Tout commence sur le plateau des Millevaches où j’ai retrouvé mon ami uraliste organisateur. Le ton est donné : -8°C. Rouler par ces températures pousse à l’introspection, surtout quand ça dure 200 bornes. Le spot à atteindre ? Allanche, dans le parc des Volcans d’Auvergne. 5 autres compères nous rejoignent en cours de route.
Le climax de cette aventure commence à une dizaine de kilomètres du campement.
Évidemment, plus on monte en altitude, plus la neige persiste. La route est enneigée ou plutôt verglacée. Notre camarade en Royal Enfield en fait les frais et se gaufre une première fois, puis une seconde, puis une troisième… Nous arrêtons de compter pour préserver son honneur.
A deux kilomètres de l’arrivée, les conditions météo deviennent infernales. En me garant sur le côté, la roue du panier est prise dans la congère. Impossible de repartir. Je dois mon salut à un couple d’isérois qui passait par là.
C’est ensuite à la Royal Enfield de refaire des siennes avec la roue avant bloquée par la neige. Notre compère à la Goldwing attelée s’arrête pour dépanner. Une fois l’indienne débloquée, c’est la japonaise qui subit le même sort.
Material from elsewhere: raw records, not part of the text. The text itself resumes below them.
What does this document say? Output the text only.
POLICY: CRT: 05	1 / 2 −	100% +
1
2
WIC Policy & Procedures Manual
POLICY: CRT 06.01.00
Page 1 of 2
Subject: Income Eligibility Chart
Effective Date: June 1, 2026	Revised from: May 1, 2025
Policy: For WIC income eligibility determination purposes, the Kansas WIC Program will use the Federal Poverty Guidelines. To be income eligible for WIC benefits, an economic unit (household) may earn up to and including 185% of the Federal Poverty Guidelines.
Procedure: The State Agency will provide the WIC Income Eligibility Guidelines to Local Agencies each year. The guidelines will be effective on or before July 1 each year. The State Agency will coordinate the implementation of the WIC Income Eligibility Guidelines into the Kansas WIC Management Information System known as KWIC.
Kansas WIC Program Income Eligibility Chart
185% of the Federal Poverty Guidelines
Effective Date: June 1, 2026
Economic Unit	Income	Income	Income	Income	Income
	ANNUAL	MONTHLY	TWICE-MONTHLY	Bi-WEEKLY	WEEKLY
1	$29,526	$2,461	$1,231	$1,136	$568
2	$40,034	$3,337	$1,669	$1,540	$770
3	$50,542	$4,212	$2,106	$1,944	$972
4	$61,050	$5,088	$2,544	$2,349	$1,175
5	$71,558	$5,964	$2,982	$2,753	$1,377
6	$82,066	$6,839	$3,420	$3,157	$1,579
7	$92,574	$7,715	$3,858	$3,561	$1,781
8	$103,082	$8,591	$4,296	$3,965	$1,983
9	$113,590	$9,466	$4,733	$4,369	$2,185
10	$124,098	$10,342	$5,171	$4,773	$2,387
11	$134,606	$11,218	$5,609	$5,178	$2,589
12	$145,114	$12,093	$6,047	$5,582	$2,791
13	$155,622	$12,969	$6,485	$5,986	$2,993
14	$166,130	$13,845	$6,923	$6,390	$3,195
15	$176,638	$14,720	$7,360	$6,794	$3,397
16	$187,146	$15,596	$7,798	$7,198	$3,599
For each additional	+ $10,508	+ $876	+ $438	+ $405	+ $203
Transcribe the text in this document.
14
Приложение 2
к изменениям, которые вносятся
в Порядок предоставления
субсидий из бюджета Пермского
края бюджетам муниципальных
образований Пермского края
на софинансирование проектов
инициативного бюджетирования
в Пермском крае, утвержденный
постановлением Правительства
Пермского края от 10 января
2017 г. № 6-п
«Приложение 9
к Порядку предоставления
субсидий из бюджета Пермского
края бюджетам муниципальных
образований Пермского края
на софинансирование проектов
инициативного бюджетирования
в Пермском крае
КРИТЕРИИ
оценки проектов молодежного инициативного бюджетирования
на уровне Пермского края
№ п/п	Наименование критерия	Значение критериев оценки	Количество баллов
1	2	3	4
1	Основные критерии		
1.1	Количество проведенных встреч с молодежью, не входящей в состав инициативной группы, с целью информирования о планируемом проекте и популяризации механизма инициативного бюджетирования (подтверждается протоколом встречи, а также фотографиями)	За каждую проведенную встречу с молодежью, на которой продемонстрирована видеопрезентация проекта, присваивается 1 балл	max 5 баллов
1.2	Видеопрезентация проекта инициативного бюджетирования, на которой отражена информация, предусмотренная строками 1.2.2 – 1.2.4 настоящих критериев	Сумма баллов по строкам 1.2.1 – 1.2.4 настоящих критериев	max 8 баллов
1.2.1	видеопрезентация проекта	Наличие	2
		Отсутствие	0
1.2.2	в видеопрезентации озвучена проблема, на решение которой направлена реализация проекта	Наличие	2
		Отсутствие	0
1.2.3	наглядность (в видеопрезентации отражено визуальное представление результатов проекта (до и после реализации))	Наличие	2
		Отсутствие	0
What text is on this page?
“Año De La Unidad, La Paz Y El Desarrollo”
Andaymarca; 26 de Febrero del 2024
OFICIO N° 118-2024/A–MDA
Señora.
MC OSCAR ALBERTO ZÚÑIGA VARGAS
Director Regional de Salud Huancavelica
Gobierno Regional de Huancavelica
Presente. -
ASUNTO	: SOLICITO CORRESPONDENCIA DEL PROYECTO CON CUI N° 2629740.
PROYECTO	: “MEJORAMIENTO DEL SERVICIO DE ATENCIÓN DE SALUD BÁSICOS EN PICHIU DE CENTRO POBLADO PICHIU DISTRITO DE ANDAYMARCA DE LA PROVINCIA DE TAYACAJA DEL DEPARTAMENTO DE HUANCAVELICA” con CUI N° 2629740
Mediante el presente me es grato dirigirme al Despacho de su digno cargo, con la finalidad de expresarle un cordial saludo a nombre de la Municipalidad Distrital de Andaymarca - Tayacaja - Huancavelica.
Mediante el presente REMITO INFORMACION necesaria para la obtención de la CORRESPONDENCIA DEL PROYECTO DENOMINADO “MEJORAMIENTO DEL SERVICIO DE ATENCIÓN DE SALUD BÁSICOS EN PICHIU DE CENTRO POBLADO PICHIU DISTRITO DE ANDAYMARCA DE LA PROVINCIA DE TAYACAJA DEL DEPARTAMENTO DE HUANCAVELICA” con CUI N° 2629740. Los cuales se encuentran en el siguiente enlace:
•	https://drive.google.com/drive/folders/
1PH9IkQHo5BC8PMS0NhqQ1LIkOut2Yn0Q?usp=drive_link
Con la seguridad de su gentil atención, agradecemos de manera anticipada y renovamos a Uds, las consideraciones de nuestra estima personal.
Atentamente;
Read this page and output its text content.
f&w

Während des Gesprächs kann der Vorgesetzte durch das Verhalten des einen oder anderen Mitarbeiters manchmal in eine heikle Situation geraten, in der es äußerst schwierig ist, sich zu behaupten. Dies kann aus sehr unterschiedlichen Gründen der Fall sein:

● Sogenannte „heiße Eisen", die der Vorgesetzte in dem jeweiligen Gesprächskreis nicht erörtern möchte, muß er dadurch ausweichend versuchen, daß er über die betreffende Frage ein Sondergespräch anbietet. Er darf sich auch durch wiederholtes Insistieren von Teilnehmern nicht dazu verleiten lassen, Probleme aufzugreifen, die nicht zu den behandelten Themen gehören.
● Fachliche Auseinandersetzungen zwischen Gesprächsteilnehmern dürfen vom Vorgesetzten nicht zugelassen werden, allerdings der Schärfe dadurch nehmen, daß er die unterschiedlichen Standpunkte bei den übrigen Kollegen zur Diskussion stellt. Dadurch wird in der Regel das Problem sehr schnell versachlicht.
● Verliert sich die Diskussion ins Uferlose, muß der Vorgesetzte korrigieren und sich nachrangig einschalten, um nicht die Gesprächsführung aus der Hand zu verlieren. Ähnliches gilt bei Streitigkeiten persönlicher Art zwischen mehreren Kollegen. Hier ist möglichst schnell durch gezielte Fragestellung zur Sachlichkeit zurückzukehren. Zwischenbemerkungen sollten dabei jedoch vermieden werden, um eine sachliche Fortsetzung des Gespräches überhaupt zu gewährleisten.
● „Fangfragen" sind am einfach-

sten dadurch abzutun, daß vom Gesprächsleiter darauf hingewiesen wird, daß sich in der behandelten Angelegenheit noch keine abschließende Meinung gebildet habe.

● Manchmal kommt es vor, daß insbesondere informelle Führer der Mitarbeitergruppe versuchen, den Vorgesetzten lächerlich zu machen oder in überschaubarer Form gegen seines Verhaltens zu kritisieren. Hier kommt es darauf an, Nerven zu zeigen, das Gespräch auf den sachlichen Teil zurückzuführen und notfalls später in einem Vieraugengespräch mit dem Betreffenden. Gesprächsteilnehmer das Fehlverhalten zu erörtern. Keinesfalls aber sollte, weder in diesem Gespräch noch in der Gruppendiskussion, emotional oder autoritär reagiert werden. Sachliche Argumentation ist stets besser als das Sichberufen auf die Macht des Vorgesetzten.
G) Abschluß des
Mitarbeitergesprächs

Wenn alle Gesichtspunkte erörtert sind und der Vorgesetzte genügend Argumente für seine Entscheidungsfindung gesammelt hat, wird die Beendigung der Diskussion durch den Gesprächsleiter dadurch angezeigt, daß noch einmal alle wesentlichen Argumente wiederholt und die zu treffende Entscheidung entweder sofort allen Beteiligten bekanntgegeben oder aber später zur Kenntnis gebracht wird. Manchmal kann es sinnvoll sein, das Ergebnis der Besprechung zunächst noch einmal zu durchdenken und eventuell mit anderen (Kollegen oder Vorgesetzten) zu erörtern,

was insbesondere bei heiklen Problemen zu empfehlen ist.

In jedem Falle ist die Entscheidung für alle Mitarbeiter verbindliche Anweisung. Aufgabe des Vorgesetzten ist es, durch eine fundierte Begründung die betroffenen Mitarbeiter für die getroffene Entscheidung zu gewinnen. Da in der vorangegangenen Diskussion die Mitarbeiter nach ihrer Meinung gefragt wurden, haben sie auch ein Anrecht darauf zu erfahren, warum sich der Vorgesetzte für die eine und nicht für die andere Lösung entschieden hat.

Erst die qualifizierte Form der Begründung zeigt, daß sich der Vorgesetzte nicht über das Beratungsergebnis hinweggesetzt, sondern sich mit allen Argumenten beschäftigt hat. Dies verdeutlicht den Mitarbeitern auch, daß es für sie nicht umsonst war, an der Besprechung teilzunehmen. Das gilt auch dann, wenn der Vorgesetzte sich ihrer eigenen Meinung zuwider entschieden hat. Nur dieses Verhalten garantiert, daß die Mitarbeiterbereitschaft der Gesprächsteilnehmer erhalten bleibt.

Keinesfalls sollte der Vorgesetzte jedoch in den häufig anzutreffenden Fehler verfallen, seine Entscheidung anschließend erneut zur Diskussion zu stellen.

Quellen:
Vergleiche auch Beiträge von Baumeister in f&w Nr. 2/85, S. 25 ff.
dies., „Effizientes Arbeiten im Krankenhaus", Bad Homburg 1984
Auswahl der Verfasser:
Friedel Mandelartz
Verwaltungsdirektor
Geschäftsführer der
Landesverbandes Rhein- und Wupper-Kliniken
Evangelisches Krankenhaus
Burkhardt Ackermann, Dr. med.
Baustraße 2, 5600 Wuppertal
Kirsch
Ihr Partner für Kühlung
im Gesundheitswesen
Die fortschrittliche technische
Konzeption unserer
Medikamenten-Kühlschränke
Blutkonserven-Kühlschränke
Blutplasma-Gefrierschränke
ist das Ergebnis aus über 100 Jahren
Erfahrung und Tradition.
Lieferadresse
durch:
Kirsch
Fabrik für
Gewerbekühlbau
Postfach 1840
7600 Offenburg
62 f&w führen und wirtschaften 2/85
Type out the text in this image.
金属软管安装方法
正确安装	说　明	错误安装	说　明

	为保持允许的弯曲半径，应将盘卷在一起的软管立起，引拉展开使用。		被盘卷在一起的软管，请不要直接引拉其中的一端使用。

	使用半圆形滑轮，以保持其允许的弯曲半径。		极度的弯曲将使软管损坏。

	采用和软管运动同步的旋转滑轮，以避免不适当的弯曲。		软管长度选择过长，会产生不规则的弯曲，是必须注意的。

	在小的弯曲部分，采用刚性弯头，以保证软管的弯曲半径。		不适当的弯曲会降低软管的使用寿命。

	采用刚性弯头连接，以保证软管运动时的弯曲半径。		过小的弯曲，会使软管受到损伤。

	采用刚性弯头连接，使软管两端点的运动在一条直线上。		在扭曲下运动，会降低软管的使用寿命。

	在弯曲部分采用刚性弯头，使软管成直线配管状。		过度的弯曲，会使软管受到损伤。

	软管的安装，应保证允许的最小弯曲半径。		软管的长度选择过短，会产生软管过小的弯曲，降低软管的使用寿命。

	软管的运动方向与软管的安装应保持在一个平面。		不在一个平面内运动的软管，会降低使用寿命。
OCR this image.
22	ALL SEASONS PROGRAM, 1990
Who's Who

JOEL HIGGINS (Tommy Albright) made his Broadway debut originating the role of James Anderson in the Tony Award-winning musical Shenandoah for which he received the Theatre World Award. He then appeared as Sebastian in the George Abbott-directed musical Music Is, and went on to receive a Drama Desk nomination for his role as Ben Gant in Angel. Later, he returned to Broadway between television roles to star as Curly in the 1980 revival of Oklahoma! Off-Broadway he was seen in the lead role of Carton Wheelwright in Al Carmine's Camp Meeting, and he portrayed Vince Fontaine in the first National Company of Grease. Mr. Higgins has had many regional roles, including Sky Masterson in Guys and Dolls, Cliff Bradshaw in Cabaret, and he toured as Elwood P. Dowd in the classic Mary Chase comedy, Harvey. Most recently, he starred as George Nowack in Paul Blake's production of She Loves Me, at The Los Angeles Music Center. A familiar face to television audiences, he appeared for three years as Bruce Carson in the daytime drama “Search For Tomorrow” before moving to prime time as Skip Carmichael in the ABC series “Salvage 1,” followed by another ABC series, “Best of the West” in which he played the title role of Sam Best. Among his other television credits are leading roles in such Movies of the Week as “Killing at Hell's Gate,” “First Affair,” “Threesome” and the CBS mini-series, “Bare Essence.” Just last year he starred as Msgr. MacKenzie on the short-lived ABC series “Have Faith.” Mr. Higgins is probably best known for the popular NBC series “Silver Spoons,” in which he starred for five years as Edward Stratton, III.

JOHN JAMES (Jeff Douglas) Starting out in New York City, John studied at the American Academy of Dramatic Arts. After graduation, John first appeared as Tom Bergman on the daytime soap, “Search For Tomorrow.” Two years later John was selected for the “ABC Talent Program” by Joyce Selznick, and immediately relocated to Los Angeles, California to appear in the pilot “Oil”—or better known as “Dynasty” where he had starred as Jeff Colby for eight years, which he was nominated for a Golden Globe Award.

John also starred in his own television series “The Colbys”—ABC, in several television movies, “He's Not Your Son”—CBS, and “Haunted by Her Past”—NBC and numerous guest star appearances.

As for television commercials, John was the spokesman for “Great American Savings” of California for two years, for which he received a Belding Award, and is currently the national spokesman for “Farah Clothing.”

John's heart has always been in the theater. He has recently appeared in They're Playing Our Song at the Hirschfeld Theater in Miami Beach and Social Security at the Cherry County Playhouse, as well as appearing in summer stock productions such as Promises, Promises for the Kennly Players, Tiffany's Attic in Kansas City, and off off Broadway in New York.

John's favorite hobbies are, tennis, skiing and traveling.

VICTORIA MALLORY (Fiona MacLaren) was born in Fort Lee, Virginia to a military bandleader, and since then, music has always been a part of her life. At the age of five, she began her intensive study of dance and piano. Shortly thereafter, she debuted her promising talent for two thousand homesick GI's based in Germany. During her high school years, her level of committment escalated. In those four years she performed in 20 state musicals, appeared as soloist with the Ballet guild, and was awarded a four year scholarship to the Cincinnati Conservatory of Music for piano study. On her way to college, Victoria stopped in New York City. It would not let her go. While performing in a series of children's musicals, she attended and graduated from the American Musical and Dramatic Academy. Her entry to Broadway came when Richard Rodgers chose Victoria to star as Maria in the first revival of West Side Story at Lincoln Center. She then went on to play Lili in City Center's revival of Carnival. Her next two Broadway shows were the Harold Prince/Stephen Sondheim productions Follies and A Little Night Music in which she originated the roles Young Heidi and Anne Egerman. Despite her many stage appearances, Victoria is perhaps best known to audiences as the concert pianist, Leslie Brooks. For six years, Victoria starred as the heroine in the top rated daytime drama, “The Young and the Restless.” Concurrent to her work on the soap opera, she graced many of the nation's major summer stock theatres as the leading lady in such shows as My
Sur un attelage de 800kg, c’est tout de suite plus compliqué.
Serait-ce la fin des mésaventures ? Sûrement pas ! C’est maintenant au tour de Wlad l’uraliste de se tanker dans la congère en bord de route. Ça commence à devenir physique ! A peine le trois pattes soviétique est libéré de sa prison de glace que la Goldwing se fout au tas. Piloter cet attelage avoisinant la tonne ressemble plus à du patinage artistique qu’à de la moto.
Plus que 500 mètres avant d’atteindre le campement. C’est sans compter sur cette pente montante verglacée ! La Royal Enfield fait du surplace. Des rilsans sur le pneu arrière lui permettront de passer l’obstacle.
Nous atteignons enfin le spot de bivouac !
Que dire du cadre ? Simplement magique, une forêt de pins bordant un lac gelé. Il y a des airs de Sibérie. Tout le monde s’attelle à monter le campement. Installer les tentes, allumer le brasero, déneiger un accès pour les motos…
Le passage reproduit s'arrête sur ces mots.